With that, I’m going to close the back page over now and here’s why ten-year-old me pestered my parents, my siblings and any visitors to our house over the holidays that year to have a look at my new book.

The plasticine cover was a step up from Ian’s already brilliant one for the first OiNK! Holiday Special and is probably the most iconic OiNK cover of all, with a story to match. “When we sent in the transparencies of the pig face and bottom with the artwork for the printer to process, Bob Paynter at IPC didn’t spot that the pig’s star-shaped bum was partly exposed and not completely hidden by the pig’s curly tail,” explains Patrick. “It was only when the proofs came back from the printer that Bob spotted it and deemed it too rude to be published. So we had to get photographer Ian Tilton to retake the shot with the pig’s tail completely obscuring the star-shaped bottom.” (You can read all about that and actually see those original transparencies in my chat with Ian.)

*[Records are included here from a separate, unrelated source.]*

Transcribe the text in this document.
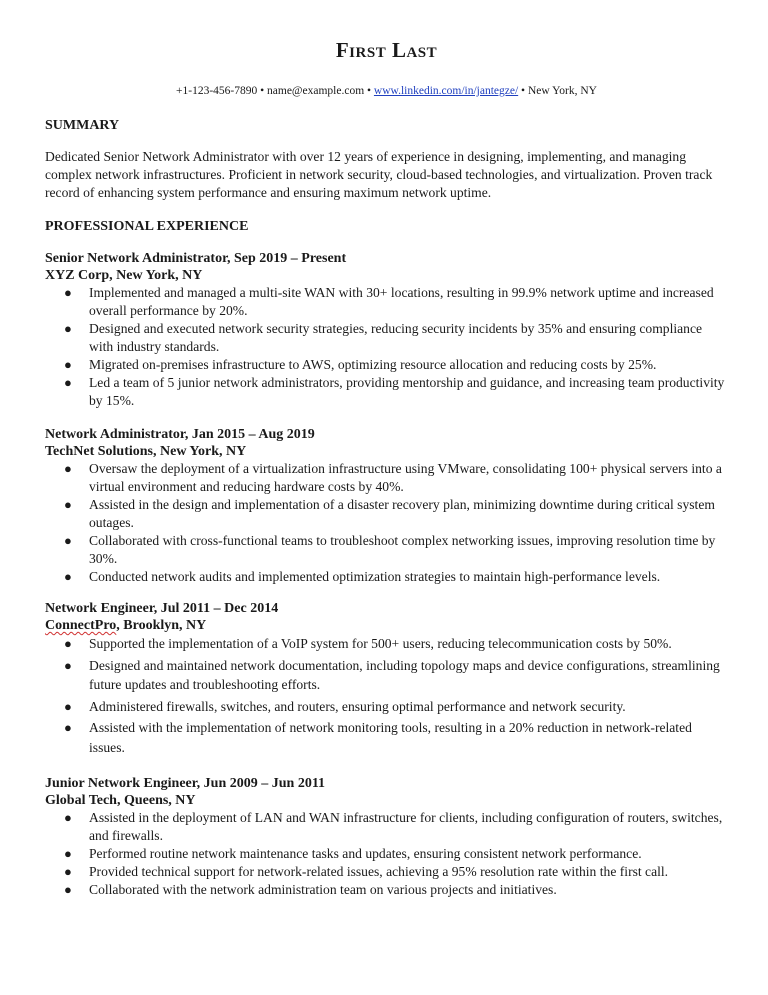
First Last
+1-123-456-7890 • name@example.com • www.linkedin.com/in/jantegze/ • New York, NY
SUMMARY
Dedicated Senior Network Administrator with over 12 years of experience in designing, implementing, and managing complex network infrastructures. Proficient in network security, cloud-based technologies, and virtualization. Proven track record of enhancing system performance and ensuring maximum network uptime.
PROFESSIONAL EXPERIENCE
Senior Network Administrator, Sep 2019 – Present
XYZ Corp, New York, NY
● Implemented and managed a multi-site WAN with 30+ locations, resulting in 99.9% network uptime and increased overall performance by 20%.
● Designed and executed network security strategies, reducing security incidents by 35% and ensuring compliance with industry standards.
● Migrated on-premises infrastructure to AWS, optimizing resource allocation and reducing costs by 25%.
● Led a team of 5 junior network administrators, providing mentorship and guidance, and increasing team productivity by 15%.
Network Administrator, Jan 2015 – Aug 2019
TechNet Solutions, New York, NY
● Oversaw the deployment of a virtualization infrastructure using VMware, consolidating 100+ physical servers into a virtual environment and reducing hardware costs by 40%.
● Assisted in the design and implementation of a disaster recovery plan, minimizing downtime during critical system outages.
● Collaborated with cross-functional teams to troubleshoot complex networking issues, improving resolution time by 30%.
● Conducted network audits and implemented optimization strategies to maintain high-performance levels.
Network Engineer, Jul 2011 – Dec 2014
ConnectPro, Brooklyn, NY
● Supported the implementation of a VoIP system for 500+ users, reducing telecommunication costs by 50%.
● Designed and maintained network documentation, including topology maps and device configurations, streamlining future updates and troubleshooting efforts.
● Administered firewalls, switches, and routers, ensuring optimal performance and network security.
● Assisted with the implementation of network monitoring tools, resulting in a 20% reduction in network-related issues.
Junior Network Engineer, Jun 2009 – Jun 2011
Global Tech, Queens, NY
● Assisted in the deployment of LAN and WAN infrastructure for clients, including configuration of routers, switches, and firewalls.
● Performed routine network maintenance tasks and updates, ensuring consistent network performance.
● Provided technical support for network-related issues, achieving a 95% resolution rate within the first call.
● Collaborated with the network administration team on various projects and initiatives.
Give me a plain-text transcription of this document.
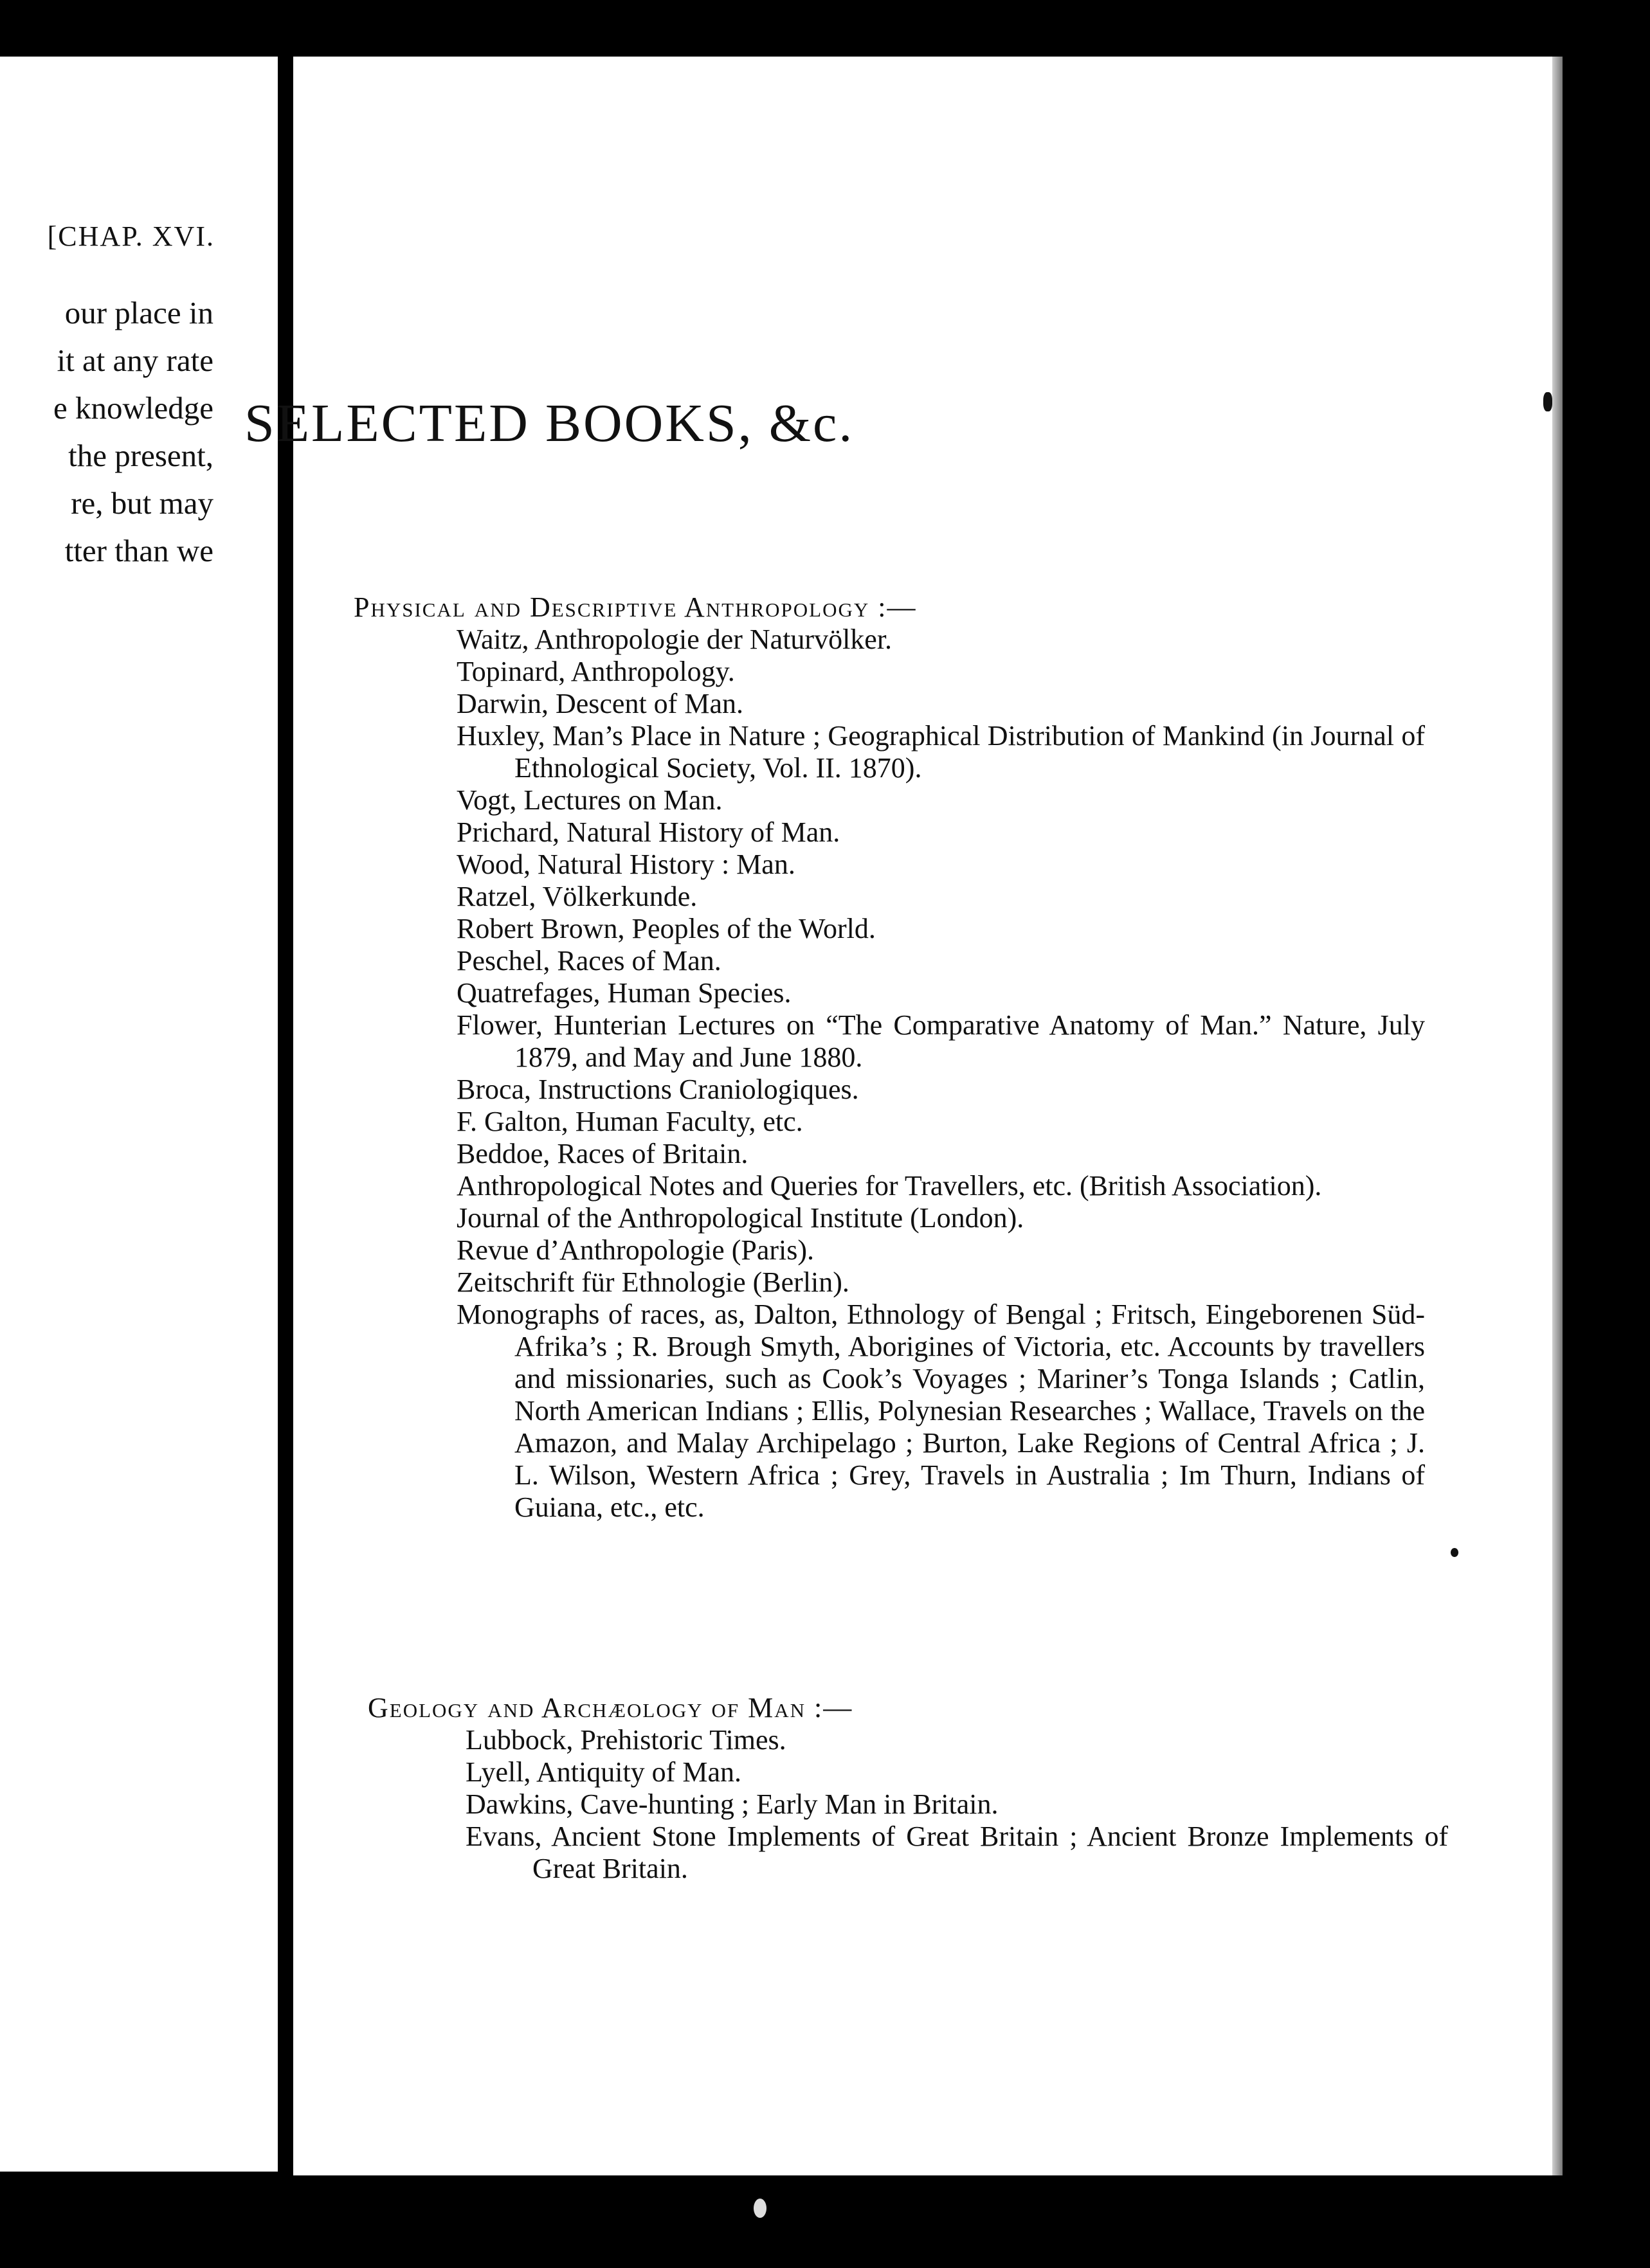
[CHAP. XVI.
our place in
it at any rate
e knowledge
the present,
re, but may
tter than we
SELECTED BOOKS, &c.
Physical and Descriptive Anthropology :—
Waitz, Anthropologie der Naturvölker.
Topinard, Anthropology.
Darwin, Descent of Man.
Huxley, Man’s Place in Nature ; Geographical Distribution of Mankind (in Journal of Ethnological Society, Vol. II. 1870).
Vogt, Lectures on Man.
Prichard, Natural History of Man.
Wood, Natural History : Man.
Ratzel, Völkerkunde.
Robert Brown, Peoples of the World.
Peschel, Races of Man.
Quatrefages, Human Species.
Flower, Hunterian Lectures on “The Comparative Anatomy of Man.” Nature, July 1879, and May and June 1880.
Broca, Instructions Craniologiques.
F. Galton, Human Faculty, etc.
Beddoe, Races of Britain.
Anthropological Notes and Queries for Travellers, etc. (British Association).
Journal of the Anthropological Institute (London).
Revue d’Anthropologie (Paris).
Zeitschrift für Ethnologie (Berlin).
Monographs of races, as, Dalton, Ethnology of Bengal ; Fritsch, Eingeborenen Süd-Afrika’s ; R. Brough Smyth, Aborigines of Victoria, etc. Accounts by travellers and missionaries, such as Cook’s Voyages ; Mariner’s Tonga Islands ; Catlin, North American Indians ; Ellis, Polynesian Researches ; Wallace, Travels on the Amazon, and Malay Archipelago ; Burton, Lake Regions of Central Africa ; J. L. Wilson, Western Africa ; Grey, Travels in Australia ; Im Thurn, Indians of Guiana, etc., etc.
Geology and Archæology of Man :—
Lubbock, Prehistoric Times.
Lyell, Antiquity of Man.
Dawkins, Cave-hunting ; Early Man in Britain.
Evans, Ancient Stone Implements of Great Britain ; Ancient Bronze Implements of Great Britain.
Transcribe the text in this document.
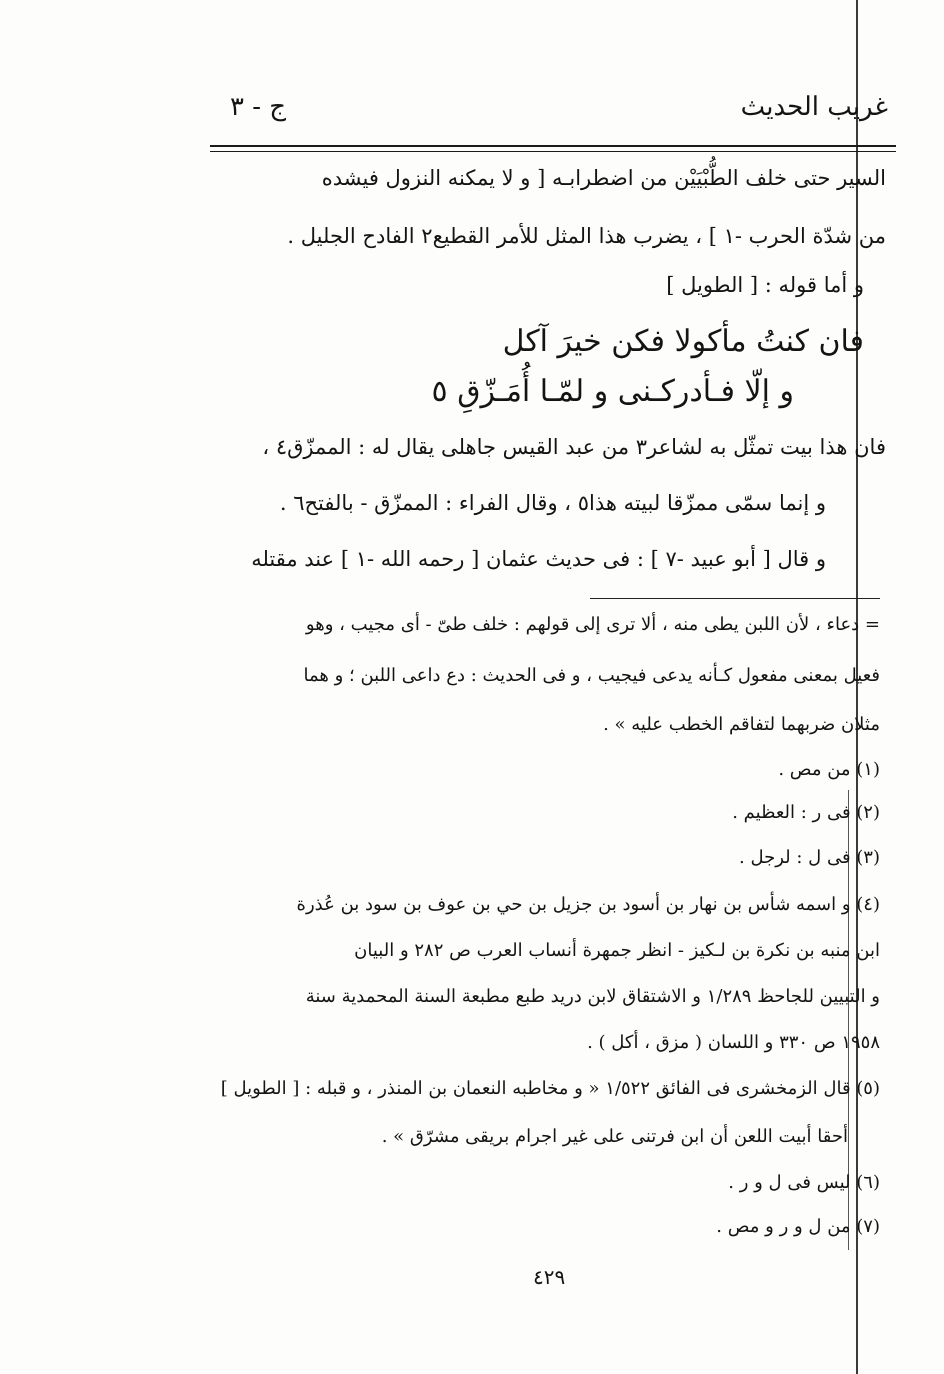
غريب الحديث
ج - ٣
السير حتى خلف الطُّبْيَيْن من اضطرابـه [ و لا يمكنه النزول فيشده
من شدّة الحرب -١ ] ، يضرب هذا المثل للأمر القطيع٢ الفادح الجليل .
و أما قوله : [ الطويل ]
فان كنتُ مأكولا فكن خيرَ آكل
و إلّا فـأدركـنى و لمّـا أُمَـزّقِ ٥
فان هذا بيت تمثّل به لشاعر٣ من عبد القيس جاهلى يقال له : الممزّق٤ ،
و إنما سمّى ممزّقا لبيته هذا٥ ، وقال الفراء : الممزّق - بالفتح٦ .
و قال [ أبو عبيد -٧ ] : فى حديث عثمان [ رحمه الله -١ ] عند مقتله
= دعاء ، لأن اللبن يطى منه ، ألا ترى إلى قولهم : خلف طىّ - أى مجيب ، وهو
فعيل بمعنى مفعول كـأنه يدعى فيجيب ، و فى الحديث : دع داعى اللبن ؛ و هما
مثلان ضربهما لتفاقم الخطب عليه » .
(١) من مص .
(٢) فى ر : العظيم .
(٣) فى ل : لرجل .
(٤) و اسمه شأس بن نهار بن أسود بن جزيل بن حي بن عوف بن سود بن عُذرة
ابن منبه بن نكرة بن لـكيز - انظر جمهرة أنساب العرب ص ٢٨٢ و البيان
و التبيين للجاحظ ١/٢٨٩ و الاشتقاق لابن دريد طبع مطبعة السنة المحمدية سنة
١٩٥٨ ص ٣٣٠ و اللسان ( مزق ، أكل ) .
(٥) قال الزمخشرى فى الفائق ١/٥٢٢ « و مخاطبه النعمان بن المنذر ، و قبله : [ الطويل ]
أحقا أبيت اللعن أن ابن فرتنى على غير اجرام بريقى مشرّق » .
(٦) ليس فى ل و ر .
(٧) من ل و ر و مص .
٤٢٩
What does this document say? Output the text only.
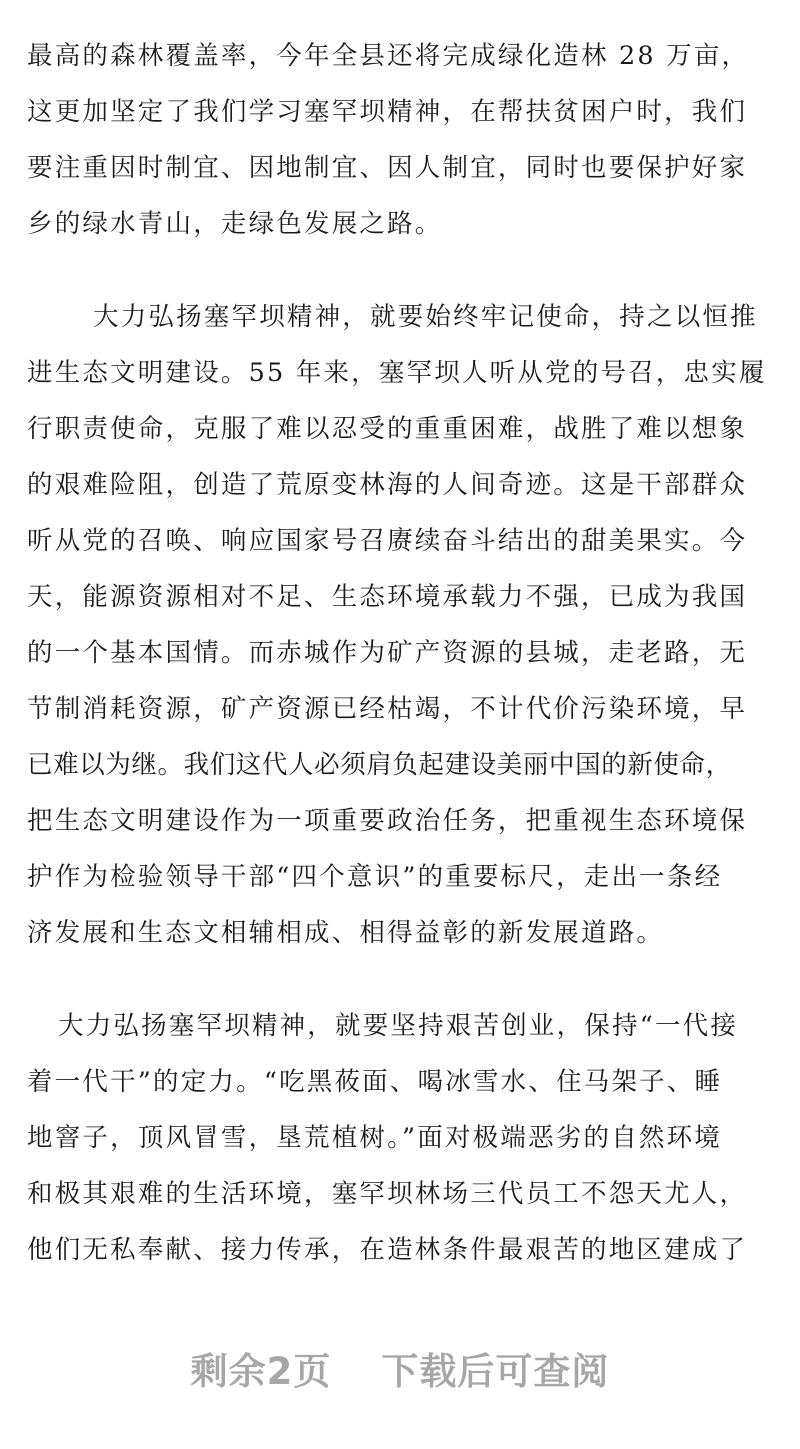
最高的森林覆盖率，今年全县还将完成绿化造林 28 万亩，
这更加坚定了我们学习塞罕坝精神，在帮扶贫困户时，我们
要注重因时制宜、因地制宜、因人制宜，同时也要保护好家
乡的绿水青山，走绿色发展之路。
大力弘扬塞罕坝精神，就要始终牢记使命，持之以恒推
进生态文明建设。55 年来，塞罕坝人听从党的号召，忠实履
行职责使命，克服了难以忍受的重重困难，战胜了难以想象
的艰难险阻，创造了荒原变林海的人间奇迹。这是干部群众
听从党的召唤、响应国家号召赓续奋斗结出的甜美果实。今
天，能源资源相对不足、生态环境承载力不强，已成为我国
的一个基本国情。而赤城作为矿产资源的县城，走老路，无
节制消耗资源，矿产资源已经枯竭，不计代价污染环境，早
已难以为继。我们这代人必须肩负起建设美丽中国的新使命，
把生态文明建设作为一项重要政治任务，把重视生态环境保
护作为检验领导干部“四个意识”的重要标尺，走出一条经
济发展和生态文相辅相成、相得益彰的新发展道路。
大力弘扬塞罕坝精神，就要坚持艰苦创业，保持“一代接
着一代干”的定力。“吃黑莜面、喝冰雪水、住马架子、睡
地窨子，顶风冒雪，垦荒植树。”面对极端恶劣的自然环境
和极其艰难的生活环境，塞罕坝林场三代员工不怨天尤人，
他们无私奉献、接力传承，在造林条件最艰苦的地区建成了
剩余2页 下载后可查阅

It’s still a cheeky cover and perfectly encapsulates OiNK’s unique, naughty yet innocent sense of humour.

From showing off its covers and hearing the raucous laughter of anyone I could grab over that festive season, to rereading it in my 20s, 30s and now 40s, and lending it to friends many years after OiNK was a distant memory… this book will never, ever get old. It’s OiNK in its purest, most concentrated form. Every page feels fresh and new, like it was written this year, not 35 of them ago. Receiving my favourite issue of the regular comic, the Christmassy #43 and this back-to-back made my Christmas in 1987, and reliving them has done it again in 2022. If you’re reading this post on the day of publication I hope you have a wonderful day and a very Merry Christmas!